Pinealon
Pinealon: A Khavinson Tripeptide Bioregulator Studied for Neuroprotection
Research summary. Pinealon is a synthetic tripeptide (Glu-Asp-Arg) belonging to the Khavinson "peptide bioregulator" family developed at the St. Petersburg Institute of Bioregulation and Gerontology. The proposed mechanism — direct interaction with chromatin and gene-expression modulation rather than canonical receptor binding — is unusual relative to most peptide pharmacology. Reported preclinical effects centre on neuronal protection against hypoxic and oxidative stress and on cognitive endpoints in rodent ageing models. The published evidence base is dominated by a single research programme.
Molecular profile
- Sequence: Glu-Asp-Arg (EDR)
- Molecular formula: C₁₅H₂₆N₆O₈
- Molecular weight: ~418.4 g/mol
- PubChem CID: 18220191
- CAS number: 3031-94-5
- Synonyms: Glutamyl-aspartyl-arginine, T-33 peptide
Mechanism of action
Pinealon is reported to act through a non-classical mechanism. Unlike most peptides, it has not been shown to engage cell-surface or cytoplasmic receptors. The Khavinson group has reported that very short peptides of this class are small enough to traverse plasma and nuclear membranes, where they are proposed to interact with chromatin and modulate gene-expression patterns. Cell-culture work in HeLa cells has reported nuclear localisation of Pinealon and changes in heterochromatin condensation consistent with epigenetic-level modulation.
This proposed mechanism is the central claim of the bioregulator hypothesis, and it remains debated. Independent biochemical characterisation of direct DNA or chromatin binding is limited.
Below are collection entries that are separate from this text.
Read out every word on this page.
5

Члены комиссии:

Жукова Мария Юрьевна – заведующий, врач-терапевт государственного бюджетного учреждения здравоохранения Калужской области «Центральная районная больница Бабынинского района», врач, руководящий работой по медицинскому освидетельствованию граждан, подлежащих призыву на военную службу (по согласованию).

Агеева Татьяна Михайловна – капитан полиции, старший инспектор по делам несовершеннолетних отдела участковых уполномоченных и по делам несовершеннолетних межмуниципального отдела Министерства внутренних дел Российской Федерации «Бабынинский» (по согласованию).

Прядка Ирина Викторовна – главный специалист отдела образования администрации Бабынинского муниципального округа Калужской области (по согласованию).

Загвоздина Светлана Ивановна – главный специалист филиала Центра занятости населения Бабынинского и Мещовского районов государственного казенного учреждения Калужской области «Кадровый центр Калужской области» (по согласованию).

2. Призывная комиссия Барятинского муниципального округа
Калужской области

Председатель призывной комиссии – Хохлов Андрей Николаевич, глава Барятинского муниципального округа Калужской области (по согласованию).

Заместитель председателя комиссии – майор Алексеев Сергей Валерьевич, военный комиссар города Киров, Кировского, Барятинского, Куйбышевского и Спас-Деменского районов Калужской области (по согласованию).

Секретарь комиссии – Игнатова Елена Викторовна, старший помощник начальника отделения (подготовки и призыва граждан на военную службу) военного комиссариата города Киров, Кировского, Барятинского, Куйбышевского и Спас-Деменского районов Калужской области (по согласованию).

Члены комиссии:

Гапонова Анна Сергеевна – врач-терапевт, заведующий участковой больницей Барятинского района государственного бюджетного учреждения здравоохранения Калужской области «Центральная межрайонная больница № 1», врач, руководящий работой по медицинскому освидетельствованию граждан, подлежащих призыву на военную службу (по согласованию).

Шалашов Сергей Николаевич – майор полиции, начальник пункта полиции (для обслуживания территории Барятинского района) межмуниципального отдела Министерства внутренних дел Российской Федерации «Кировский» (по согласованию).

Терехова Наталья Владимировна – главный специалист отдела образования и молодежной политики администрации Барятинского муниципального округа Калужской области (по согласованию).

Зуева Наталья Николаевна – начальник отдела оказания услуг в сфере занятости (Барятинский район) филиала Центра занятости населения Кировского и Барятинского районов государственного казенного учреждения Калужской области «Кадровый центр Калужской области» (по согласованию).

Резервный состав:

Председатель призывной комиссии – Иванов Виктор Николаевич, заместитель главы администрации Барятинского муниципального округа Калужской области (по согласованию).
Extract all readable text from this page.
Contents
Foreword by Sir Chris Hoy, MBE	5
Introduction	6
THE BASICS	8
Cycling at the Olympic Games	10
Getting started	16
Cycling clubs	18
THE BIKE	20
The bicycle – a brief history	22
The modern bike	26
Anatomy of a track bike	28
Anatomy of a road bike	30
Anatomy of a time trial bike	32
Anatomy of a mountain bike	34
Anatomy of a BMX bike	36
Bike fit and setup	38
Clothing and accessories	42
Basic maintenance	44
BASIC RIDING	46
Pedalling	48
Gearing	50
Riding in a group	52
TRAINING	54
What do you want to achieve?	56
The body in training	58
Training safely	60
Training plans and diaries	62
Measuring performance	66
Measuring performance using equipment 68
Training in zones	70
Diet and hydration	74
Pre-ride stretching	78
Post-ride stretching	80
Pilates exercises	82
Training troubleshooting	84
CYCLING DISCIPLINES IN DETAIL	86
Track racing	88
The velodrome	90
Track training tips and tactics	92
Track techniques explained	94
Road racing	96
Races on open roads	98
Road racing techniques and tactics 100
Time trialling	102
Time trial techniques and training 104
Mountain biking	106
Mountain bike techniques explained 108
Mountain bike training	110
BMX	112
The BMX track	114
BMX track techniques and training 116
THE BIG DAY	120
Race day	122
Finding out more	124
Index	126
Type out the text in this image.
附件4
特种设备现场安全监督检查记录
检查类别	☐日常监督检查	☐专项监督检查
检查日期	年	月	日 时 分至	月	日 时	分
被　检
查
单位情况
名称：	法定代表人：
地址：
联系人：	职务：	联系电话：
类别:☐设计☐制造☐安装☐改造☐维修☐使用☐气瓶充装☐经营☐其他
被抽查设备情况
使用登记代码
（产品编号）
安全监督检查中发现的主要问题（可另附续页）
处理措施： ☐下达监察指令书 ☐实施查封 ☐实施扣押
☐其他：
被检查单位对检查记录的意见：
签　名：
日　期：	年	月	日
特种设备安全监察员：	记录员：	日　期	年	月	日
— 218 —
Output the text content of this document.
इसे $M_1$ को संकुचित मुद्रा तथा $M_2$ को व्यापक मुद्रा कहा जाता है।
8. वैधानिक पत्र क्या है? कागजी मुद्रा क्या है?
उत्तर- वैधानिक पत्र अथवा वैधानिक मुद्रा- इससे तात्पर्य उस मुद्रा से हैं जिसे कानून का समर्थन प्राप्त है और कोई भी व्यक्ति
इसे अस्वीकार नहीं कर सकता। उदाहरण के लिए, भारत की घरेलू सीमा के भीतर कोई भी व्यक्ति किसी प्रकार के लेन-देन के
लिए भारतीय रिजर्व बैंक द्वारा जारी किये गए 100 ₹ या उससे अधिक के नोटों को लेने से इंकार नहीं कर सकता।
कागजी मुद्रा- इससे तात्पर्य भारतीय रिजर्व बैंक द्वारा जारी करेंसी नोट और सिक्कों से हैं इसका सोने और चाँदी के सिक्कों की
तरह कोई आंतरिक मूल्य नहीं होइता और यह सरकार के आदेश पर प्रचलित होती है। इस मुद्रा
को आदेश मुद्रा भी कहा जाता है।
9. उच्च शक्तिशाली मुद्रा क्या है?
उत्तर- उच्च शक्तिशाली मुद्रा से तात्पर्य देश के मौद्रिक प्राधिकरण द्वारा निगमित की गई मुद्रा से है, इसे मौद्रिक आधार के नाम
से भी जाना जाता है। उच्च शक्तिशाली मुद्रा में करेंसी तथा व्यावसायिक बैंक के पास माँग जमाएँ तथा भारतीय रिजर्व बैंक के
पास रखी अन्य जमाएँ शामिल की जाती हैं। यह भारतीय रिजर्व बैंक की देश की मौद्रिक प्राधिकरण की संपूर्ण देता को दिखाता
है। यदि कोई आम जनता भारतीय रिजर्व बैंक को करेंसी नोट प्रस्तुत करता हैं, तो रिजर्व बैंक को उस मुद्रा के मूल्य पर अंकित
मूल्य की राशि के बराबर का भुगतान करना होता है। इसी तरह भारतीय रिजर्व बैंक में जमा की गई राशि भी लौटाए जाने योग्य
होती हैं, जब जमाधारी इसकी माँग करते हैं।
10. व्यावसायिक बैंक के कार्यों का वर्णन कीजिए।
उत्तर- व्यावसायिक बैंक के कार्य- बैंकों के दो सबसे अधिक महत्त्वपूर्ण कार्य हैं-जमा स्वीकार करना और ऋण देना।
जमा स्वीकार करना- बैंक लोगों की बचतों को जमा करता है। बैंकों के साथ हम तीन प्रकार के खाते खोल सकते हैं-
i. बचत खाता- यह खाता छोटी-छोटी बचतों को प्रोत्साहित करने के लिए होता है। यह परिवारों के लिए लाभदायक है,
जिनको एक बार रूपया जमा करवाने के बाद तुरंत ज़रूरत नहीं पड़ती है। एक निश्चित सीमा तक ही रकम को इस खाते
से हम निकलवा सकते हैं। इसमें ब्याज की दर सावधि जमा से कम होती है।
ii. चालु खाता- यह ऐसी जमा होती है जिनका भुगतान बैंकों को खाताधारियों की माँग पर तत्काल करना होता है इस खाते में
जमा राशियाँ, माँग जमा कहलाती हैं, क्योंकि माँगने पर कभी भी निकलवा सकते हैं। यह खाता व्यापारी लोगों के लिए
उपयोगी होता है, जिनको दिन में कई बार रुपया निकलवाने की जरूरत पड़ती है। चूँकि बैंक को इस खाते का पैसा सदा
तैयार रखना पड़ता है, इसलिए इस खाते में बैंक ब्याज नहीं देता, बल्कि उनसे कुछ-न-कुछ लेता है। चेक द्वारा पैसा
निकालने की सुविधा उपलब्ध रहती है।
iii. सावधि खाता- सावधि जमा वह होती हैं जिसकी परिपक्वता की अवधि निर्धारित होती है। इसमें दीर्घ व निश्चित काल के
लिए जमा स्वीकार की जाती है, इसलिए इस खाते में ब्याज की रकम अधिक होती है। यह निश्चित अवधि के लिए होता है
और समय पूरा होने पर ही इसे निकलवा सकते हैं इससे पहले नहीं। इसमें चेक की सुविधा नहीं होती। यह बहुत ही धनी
Preclinical research highlights
Hypoxia and oxidative-stress protection. Rodent and cell-culture work has reported that Pinealon administration reduces neuronal apoptosis under hypoxic conditions and lowers reactive-oxygen-species accumulation in cortical neurons. Effects have been described in primary neuronal cultures and in whole-animal hypoxia models.
Cognitive endpoints in ageing rodents. Maze-learning and memory-task research in aged rats has reported that Pinealon administration is associated with improved performance relative to vehicle controls, with the effect interpreted as reflecting reduced age-related neuronal loss.
Circadian and pineal-axis effects. Some published work has reported effects on melatonin synthesis and circadian-related gene expression, though this literature is modest in size.
Heterochromatin decondensation. A characteristic finding reported across the Khavinson tripeptide family — including Pinealon — is decondensation of heterochromatin in lymphocytes and other cell types from aged donors, interpreted as reactivation of age-silenced gene loci.
Limitations of the evidence base
The Pinealon literature shares the limitations common to the Khavinson bioregulator family:
- Most published studies originate from a single research programme, limiting independent replication.
- The proposed direct-DNA-interaction mechanism has not been firmly established by independent biochemical work outside the originating group.
- Western pharmacology and gerontology literature contains comparatively little independent validation of these tripeptides.
- Reported effect sizes vary widely across studies, and dosing protocols are heterogeneous.
Researchers working with Pinealon should treat the existing literature as hypothesis-generating rather than confirmatory.
Current research status
Pinealon is an investigational research peptide. It is not approved by the FDA for any indication. Outside Russia, it is not in late-stage clinical development in any major Western trial registry.
For research-supplier contexts, Pinealon is supplied as a research-grade investigational peptide and is not intended for self-administration.
Key takeaways for researchers
- Pinealon is a Khavinson-family tripeptide (Glu-Asp-Arg) studied predominantly for neuroprotection and cognitive endpoints in rodent ageing models.
- The proposed mechanism — direct chromatin interaction and gene-expression modulation — is unusual and not yet independently established in the broader pharmacology literature.
- Reported preclinical effects include hypoxic-neuronal protection, antioxidant action in cortical neurons, and improved performance on rodent cognitive tasks.
- The literature is dominated by a single research programme; independent replication is limited.
- Pinealon is not an FDA-approved drug.
References
- Khavinson VK, Solovyev AY, Tarnovskaya SI, Lin'kova NS. Mechanism of biological activity of short peptides: cell penetration and epigenetic regulation of gene expression. Bull Exp Biol Med. 2014;156(5):635–639.
- Anisimov VN, Khavinson VK. Peptide bioregulation of aging: results and prospects. Biogerontology. 2010;11(2):139–149.
This article is provided for educational and research purposes only. Pinealon is a research peptide. It is not an approved drug or therapeutic agent and is not intended for human consumption, diagnosis, treatment, cure, or prevention of any disease or condition. All work involving this peptide should be conducted by qualified personnel within an appropriate research setting and in compliance with applicable institutional and regulatory requirements.